A countercurrent to such status-quo economics and politics formed during Occupy Wall St. Its brilliant rhetoric of the one percent and the 99 percent touched hearts and minds towards class-conscious politics, the inverse of anti-social unionism. This is progress, with much more to go, perhaps the understatement of 2018.
Terpstra continues. “Second is that there is no commitment to class struggle among them (unions) anymore. There has been 100 years of attrition and institutional grooming by the bosses and the state so that most unions by now only represent middle class aspiration and defensiveness to the near total exclusion of liberatory, working class concerns.”
This assessment rings true, as corporations have beat down labor unions. In 1973, 24 percent of wage and salary workers were union members versus 11.9 percent in 2017. Unemployment is an 18-year low as wages stagnate. Fear and its handmaiden despair stalk the land as the job security of the postwar era fades from popular memory, replaced by the cold-water reality of union-free at-will employment, a wet dream for employers.
The notion of “An injury to one is an injury to all” remains an unrealized ideal among large parts of the working class. Meanwhile, an authoritarian GOP president feeds off white resentment, sowing division, with no small success. Blaming nonwhite working families for systemic failures is a tried and true political tactic to grab and hold the reins of power as the system careens into the periodic crises that are essential to renewed growth and profits.
System-friendly ideology borne of concrete living and working conditions loom large. “I think the staffers and the rank-and-file are subject to the same forces that successfully demonize and demote “The Prisoner” as a non-human amongst the general public,” Terpstra said. “Propaganda works. In addition, to question the legitimacy of
incarceration is to question the legitimacy of the whole power structure. Belonging to a union does not magically bestow an immunity to propaganda or to the cultural violence that disappears black, brown, and poor whites to prisons. But we see much more solidarity from the rank and file than we do from staffers and it is staffers these days that control much of union direction.”
Against that backdrop, the Industrial Workers of the World, North America, International Confederation of Labor-ICL/Confederación Internacional del Trabajo-CIT, Teachers for Social Justice, Illinois, UAW Local 4121, Washington and UNITE HERE Local 2, San Francisco did join the national and global endorsers of the 2018 prison strike.
The Oakland Local of the IWOC reached out to the United Auto Workers Local 2865, University of California Student-Workers Union, which represents 17,000-plus academic student employees, from readers, tutors, graduate-student instructors, teaching assistants and research assistants across the nine UC campuses. Local 2865 members in part penned missives to state lawmakers supporting the prison strikers 10 demands, while linking policies that fund incarceration and defund higher education.

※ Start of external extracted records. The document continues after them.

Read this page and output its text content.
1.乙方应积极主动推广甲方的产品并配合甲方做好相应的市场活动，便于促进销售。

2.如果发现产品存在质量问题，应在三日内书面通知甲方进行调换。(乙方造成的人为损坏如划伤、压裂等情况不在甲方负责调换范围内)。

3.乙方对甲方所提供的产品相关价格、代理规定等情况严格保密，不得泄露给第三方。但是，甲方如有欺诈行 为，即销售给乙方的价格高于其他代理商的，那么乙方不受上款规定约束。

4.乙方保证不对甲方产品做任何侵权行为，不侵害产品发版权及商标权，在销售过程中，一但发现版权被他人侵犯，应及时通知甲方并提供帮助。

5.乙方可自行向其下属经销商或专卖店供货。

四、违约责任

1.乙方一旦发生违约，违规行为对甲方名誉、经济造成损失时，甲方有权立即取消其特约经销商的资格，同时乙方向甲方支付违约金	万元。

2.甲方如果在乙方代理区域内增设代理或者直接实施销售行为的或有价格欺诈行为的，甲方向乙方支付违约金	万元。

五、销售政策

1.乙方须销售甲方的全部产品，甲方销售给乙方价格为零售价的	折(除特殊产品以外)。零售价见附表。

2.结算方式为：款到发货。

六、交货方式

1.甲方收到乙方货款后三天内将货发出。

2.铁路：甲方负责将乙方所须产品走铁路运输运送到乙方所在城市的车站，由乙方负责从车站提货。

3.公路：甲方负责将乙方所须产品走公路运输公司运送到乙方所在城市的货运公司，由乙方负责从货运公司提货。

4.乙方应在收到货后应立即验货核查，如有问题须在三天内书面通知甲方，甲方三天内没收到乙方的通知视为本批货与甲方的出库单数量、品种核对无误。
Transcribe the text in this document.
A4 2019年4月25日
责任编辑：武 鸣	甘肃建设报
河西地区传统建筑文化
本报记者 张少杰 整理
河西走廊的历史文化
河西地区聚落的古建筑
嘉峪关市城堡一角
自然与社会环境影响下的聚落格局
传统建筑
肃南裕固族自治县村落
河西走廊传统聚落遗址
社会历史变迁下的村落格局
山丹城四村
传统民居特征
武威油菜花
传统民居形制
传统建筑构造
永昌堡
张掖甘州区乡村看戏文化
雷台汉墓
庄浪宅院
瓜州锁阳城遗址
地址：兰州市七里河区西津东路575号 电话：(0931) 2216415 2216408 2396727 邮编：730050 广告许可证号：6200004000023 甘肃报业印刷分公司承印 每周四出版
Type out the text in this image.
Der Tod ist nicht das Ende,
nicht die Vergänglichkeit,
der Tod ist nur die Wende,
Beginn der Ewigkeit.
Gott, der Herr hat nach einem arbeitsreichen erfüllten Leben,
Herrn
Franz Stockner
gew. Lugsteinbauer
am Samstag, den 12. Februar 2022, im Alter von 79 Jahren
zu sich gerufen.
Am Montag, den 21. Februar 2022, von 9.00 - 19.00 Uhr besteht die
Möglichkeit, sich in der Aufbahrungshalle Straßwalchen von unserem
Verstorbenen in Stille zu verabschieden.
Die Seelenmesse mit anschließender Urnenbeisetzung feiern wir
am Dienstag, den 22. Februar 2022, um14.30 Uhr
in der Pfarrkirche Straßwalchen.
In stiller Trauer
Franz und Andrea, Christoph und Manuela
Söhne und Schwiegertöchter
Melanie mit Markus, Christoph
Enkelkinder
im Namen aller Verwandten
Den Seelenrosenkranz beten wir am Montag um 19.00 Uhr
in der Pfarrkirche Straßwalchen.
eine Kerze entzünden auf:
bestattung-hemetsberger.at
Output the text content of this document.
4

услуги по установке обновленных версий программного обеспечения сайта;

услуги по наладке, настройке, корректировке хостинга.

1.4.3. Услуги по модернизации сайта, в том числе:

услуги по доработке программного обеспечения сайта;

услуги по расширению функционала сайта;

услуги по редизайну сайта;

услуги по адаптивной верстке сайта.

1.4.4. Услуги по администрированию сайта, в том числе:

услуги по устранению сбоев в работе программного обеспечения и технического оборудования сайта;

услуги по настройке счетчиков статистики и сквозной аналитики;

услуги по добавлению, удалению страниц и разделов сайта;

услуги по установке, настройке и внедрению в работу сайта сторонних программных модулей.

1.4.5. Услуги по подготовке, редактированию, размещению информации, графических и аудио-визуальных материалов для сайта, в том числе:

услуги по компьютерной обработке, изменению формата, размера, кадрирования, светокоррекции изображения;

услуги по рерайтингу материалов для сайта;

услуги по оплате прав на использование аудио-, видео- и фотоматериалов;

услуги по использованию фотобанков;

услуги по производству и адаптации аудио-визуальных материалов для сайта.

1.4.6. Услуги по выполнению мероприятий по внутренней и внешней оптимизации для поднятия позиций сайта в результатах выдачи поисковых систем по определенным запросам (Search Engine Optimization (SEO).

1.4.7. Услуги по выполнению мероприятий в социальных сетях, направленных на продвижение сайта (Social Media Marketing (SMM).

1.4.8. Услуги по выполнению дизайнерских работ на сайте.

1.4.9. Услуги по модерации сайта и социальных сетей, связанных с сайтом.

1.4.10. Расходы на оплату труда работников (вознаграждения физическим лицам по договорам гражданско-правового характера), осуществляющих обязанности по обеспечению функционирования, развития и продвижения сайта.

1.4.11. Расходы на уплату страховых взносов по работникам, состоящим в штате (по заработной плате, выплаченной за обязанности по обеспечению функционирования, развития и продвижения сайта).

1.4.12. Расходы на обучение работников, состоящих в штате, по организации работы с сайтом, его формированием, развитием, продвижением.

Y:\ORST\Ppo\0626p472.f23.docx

Meanwhile, prisoners fighting California wildfires and earning as little as a dollar a day next to local and state union firefighter, with no access to related apprenticeship programs upon prison release, crept into public view. The injustice of this hyper-low pay labor system arrived in no small measure due to the sheer numbers of people and property in harm’s way of climate change-fueled wildfires in the Golden State, home of the fifth biggest economy on the planet.
As to the future of labor actions in prisons and support from workers outside, well, as some say, there is room for improvement. “We would welcome their involvement and endorsement,” Terpstra said, “and we welcome the changes that would have to occur in organized labor in order for them to stand in solidarity.”
One thing is clear. Such change will happen from the bottom up and not the top down. Labor unity is easy to say and less so to do.